La terapia sta funzionando

La prima valutazione di efficacia con la TAC o altri test viene eseguita dopo circa due o tre mesi dall’inizio della terapia.

Nel caso in cui si verifichi una stabilizzazione oppure riduzione del volume delle lesioni, il segnale per il paziente è molto buono in quanto il tumore prima della terapia stava crescendo ed ora risulta fermo o ha invertito la marcia. In queste condizioni vale il principio che “squadra che vince non si cambia” e si continua la stessa terapia. FIGURE 17,18,19

Fig 17. Le possibili evoluzioni del tumore dal momento della comparsa delle metastasi. Purtroppo anche se la cura inizialmente funziona arriva un momento in cui il tumore ricresce Nel caso illustrato, l’iniziale rimozione del tumore primitivo (il cerchietto bianco) non ha avuto successo per la presenza di metastasi non visibili al momento dell’intervento. Queste, crescendo, col tempo sono diventate visibili (il cerchietto bianco della recidiva). La terapia medica iniziata, detta di prima linea, (chemio, ormono, immunoterapia o terapie biologiche) può essere più o meno efficace. Se funziona bene, il tumore risponde riducendosi. Se no, può rimanere fermo, stabilizzandosi o continuando a crescere nonostante la cura. La diversa efficacia delle cure determina il decorso più o meno buono della malattia.
Fig 18. La valutazione dell’efficacia delle cure Le terapie antitumorali hanno sempre una qualche efficacia contro il tumore che sta crescendo (la linea bianca iniziale che va verso l’alto). Però è logico che il solo rallentamento della crescita non può considerarsi un buon risultato. Quando si inizia una cura contro il tumore si spera sempre di ottenere il risultato migliore, ma a volte, anche solo stabilizzare la malattia può essere visto come un buon risultato, soprattutto se la malattia era particolarmente aggressiva (rapida evoluzione) prima dell’inizio della cura.
Fig 19. La prosecuzione delle cure dopo la prima valutazione


Le implicazioni dei diversi gradi di riduzione delle dimensioni delle metastasi sono intuitive: più c’è riduzione, maggiori sono le probabilità che prima della ricrescita del tumore passi molto tempo e che al momento della ricrescita, questa avvenga in maniera meno aggressiva e veloce come effetto della terapia precedente.

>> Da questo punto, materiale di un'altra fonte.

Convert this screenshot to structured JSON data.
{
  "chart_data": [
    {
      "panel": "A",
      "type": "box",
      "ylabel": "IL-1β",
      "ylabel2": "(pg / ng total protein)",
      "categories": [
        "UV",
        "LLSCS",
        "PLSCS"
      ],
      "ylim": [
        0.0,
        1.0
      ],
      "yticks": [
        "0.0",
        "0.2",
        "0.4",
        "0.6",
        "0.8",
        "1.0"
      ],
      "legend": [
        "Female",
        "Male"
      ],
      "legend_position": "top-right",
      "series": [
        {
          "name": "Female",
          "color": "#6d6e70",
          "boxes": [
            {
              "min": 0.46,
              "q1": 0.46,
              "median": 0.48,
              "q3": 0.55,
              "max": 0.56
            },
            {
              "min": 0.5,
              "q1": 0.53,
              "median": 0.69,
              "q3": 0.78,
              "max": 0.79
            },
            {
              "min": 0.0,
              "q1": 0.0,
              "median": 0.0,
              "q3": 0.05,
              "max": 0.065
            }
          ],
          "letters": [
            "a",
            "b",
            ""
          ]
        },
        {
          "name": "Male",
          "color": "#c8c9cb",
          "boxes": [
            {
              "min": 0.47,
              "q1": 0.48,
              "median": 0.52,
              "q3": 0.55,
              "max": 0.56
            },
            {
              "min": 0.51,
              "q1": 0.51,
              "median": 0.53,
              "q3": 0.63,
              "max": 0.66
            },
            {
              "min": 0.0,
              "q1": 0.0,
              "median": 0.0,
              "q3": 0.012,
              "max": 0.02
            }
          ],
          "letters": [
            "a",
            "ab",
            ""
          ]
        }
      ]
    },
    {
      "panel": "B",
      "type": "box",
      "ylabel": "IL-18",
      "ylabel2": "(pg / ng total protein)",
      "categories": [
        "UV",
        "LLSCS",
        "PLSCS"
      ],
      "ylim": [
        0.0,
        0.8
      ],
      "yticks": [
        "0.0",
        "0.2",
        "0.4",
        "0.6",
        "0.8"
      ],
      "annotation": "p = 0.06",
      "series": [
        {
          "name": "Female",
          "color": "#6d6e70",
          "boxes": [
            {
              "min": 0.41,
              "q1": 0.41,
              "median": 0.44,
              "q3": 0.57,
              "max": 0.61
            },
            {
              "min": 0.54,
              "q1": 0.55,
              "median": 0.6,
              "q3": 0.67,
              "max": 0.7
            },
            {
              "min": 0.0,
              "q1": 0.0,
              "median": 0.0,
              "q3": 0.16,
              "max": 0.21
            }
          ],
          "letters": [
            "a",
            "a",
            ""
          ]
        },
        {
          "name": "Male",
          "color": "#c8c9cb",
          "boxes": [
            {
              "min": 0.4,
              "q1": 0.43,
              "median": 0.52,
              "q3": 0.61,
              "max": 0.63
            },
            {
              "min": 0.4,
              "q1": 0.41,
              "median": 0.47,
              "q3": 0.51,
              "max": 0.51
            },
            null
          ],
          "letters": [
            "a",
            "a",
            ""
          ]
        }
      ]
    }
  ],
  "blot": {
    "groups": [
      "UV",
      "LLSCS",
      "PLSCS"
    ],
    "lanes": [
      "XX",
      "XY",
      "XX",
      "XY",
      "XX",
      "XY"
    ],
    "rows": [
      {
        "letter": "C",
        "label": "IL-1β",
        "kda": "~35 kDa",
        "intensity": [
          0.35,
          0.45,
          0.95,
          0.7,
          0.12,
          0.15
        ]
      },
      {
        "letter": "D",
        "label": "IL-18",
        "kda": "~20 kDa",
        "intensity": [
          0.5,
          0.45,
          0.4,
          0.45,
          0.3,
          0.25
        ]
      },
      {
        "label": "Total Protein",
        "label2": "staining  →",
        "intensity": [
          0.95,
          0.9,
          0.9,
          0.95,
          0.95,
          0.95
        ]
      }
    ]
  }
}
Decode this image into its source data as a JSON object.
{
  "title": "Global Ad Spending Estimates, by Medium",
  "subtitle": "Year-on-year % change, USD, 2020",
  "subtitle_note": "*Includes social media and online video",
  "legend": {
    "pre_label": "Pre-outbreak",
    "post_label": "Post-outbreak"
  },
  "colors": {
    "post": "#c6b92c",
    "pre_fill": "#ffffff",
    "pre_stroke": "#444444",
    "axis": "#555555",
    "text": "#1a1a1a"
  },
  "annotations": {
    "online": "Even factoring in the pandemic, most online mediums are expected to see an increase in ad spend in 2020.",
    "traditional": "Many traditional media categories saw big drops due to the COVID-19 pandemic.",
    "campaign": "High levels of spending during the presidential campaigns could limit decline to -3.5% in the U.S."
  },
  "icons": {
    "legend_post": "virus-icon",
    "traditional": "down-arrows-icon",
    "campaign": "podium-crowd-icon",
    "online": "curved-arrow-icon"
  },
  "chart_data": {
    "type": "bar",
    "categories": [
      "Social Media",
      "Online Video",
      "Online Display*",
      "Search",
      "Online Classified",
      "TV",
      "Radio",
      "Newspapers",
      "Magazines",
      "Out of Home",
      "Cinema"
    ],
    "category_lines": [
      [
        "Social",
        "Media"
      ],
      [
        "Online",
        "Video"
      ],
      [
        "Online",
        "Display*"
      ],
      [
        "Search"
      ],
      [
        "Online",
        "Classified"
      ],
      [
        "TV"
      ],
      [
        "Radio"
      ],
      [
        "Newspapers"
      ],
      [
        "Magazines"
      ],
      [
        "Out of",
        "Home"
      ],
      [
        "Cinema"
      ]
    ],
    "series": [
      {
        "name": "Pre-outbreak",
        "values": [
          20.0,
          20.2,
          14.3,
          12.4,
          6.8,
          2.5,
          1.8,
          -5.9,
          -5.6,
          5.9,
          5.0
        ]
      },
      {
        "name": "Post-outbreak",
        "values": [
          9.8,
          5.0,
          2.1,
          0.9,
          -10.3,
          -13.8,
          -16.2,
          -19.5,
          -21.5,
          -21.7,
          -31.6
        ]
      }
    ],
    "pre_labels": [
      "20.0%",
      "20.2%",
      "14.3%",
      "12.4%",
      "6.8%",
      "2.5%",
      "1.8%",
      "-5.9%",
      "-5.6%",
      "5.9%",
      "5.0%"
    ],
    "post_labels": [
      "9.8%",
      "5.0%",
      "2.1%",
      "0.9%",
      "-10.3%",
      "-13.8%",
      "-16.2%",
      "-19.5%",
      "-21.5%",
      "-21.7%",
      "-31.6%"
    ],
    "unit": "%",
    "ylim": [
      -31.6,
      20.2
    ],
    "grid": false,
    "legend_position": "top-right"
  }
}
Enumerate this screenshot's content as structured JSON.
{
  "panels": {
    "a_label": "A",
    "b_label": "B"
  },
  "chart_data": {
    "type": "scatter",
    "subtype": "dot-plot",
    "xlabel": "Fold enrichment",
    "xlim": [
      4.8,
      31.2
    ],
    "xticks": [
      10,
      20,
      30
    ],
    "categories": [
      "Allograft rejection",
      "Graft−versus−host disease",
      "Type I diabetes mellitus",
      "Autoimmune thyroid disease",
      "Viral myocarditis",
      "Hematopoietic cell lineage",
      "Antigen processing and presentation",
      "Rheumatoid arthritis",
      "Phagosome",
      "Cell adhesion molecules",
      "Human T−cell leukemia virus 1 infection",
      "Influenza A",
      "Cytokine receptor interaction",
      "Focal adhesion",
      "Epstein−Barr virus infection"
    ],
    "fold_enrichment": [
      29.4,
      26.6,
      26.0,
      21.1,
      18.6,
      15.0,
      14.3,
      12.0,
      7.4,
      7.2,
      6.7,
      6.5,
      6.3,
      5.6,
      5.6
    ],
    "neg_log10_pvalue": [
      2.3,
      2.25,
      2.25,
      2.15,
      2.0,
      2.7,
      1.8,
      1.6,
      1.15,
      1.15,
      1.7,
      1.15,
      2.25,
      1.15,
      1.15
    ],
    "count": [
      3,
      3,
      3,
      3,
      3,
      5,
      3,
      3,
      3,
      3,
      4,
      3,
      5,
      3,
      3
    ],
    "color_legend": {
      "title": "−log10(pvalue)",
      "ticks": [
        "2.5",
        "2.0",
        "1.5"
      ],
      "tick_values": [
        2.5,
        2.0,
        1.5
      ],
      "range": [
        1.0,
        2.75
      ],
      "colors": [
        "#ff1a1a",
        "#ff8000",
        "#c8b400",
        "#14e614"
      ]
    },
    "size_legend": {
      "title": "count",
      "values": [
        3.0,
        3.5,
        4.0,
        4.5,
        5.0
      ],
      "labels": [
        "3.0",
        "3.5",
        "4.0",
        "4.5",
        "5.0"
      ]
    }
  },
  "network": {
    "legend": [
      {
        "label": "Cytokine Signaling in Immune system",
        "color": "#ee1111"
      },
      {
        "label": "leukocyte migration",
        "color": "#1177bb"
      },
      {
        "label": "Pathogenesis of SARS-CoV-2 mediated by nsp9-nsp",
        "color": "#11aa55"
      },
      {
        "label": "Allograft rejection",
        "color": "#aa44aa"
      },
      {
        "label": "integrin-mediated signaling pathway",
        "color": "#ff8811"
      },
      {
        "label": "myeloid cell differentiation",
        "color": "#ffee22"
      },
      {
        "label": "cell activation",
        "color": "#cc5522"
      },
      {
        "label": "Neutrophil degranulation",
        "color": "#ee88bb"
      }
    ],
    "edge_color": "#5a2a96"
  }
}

Se invece, da questa prima valutazione, risulta che la cura non ha effetto ed il tumore invece di fermarsi o ridursi continua a crescere, occorre cambiare la terapia, FIGURA 19.

Quindi due o tre mesi dopo l’inizio delle terapie i medici possono essere un po’ più precisi nel prevedere che cosa succederà nel futuro prossimo. Infatti se c’è una risposta, è ben difficile che nell’arco di pochi mesi la malattia prenda una brutta piega. E questo non si poteva sapere prima dell’inizio delle cure. La risposta alle terapie è uno dei determinanti maggiori della prognosi generale, cioè di come andranno le cose. Se invece c’è progressione, la situazione è decisamente più preoccupante, FIGURA 17.

Negli ultimi 4 anni i progressi compiuti dalla ricerca si sono tradotti in percentuali di risposta (cioè riduzione del tumore dopo terapia) molto più alte che in passato. In certi tumori dove fino a pochi anni prima le probabilità di ottenere una risposta erano non più del 20% con durata di vita media nella fase avanzata di 12-24 mesi, ora le probabilità di risposta sono intorno al 50% con un’attesa di vita media di 3 -5 anni e più.